Podcast - Ep. 15: The Church - Steve Kilbey Interview
Written by Ben Province
On the latest episode our podcast, John Fleming caught up with Steve Kilbey, vocalist and bassist of the ARIA-winning Australian band The Church.
2023 marks the 35th anniversary of the group's best-selling album, "Starfish." The alternative rockers' fifth studio offering produced the international "Under the Milky Way," which peaked at No. 22 in the band's homeland and No. 24 in the U.S., while also charting in Canada, the Netherlands, New Zealand and the U.K.
The band's lengthy career and geographic reach are milestones Kilbey told Sound Words Central he never could have imagined when the band formed in 1980.
"My ambition was to play in Melbourne. We formed in Sydney, and Melbourne was like 600 miles away, and my ambition was to get one single out and go down to Melbourne and do a tour," he said. "I'll feel like, that's it, now I'm ready to settle down and just do something else.

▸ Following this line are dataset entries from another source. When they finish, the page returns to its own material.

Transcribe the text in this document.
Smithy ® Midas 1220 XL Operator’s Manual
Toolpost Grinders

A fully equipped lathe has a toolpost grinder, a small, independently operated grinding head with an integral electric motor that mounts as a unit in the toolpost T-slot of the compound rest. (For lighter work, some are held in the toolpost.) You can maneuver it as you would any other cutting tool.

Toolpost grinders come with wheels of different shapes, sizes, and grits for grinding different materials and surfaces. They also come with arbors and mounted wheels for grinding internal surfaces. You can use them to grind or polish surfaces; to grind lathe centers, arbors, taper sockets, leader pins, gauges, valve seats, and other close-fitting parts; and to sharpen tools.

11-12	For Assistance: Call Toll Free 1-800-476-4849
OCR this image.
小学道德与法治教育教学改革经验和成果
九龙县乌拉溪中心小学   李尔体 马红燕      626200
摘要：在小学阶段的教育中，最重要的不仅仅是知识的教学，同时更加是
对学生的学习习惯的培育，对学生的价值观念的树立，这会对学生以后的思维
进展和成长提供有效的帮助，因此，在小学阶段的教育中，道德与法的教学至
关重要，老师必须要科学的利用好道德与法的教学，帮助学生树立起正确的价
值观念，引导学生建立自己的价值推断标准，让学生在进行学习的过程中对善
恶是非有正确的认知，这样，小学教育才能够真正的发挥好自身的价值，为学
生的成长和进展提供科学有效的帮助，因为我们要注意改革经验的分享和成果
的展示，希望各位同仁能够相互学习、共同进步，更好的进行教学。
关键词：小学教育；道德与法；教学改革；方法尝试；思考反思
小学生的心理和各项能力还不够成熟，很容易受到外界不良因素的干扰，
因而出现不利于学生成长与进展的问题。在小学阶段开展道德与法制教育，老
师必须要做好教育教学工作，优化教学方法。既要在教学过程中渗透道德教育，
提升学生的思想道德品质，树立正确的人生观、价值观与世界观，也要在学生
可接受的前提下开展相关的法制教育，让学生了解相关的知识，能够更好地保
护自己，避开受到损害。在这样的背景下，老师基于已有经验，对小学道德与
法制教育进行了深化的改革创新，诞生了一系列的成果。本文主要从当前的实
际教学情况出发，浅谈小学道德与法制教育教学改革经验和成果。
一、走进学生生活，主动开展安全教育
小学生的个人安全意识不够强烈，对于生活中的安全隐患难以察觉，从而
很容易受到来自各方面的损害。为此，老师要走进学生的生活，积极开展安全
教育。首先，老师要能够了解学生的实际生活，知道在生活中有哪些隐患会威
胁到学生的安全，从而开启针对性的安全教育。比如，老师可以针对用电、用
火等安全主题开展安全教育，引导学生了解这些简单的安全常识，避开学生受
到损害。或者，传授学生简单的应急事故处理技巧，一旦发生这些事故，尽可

I had no idea it was gonna turn into all of this. I really didn't."
This past February, the Church released its 26th studio album, "The Hypnogogue," which is the first time the band has done a concept album. The record centers around two characters named Sun Kim Jong and Eros Zeta and the titular machine, which "pulls music out of somebody's head." The science-fiction-inspired LP imagines a dystopian future and how music will be made in the year 2054,.
"It wasn't going to be a concept album, and then as I started making it, it started turning into one. And, bit by bit, I started singing stuff I didn't understand why I was singing these words."
Although it's a concept album, The Church did not force itself to be limited to one direct narrative.
"The songs that didn't fit, I made them fit. Like some of the songs aren't really anything to do with the story," Kilbey said. "So, some of the songs are kind of like they're not really part of a sequential series of events; they're just sort of accessories to the story."
Doing an album with surreal, cinematic subject matter suited band well, according to its frontman.
"The Church has never been about 'I love my baby, I love drinking, I love driving my car and getting in a fight,'" he said. "It's supposed to be sort of something marvelous or magical. It's supposed to not be about ordinary sort of emotions, and so, yes, the idea of having a sort of science fiction story going along behind this I think fits in perfectly."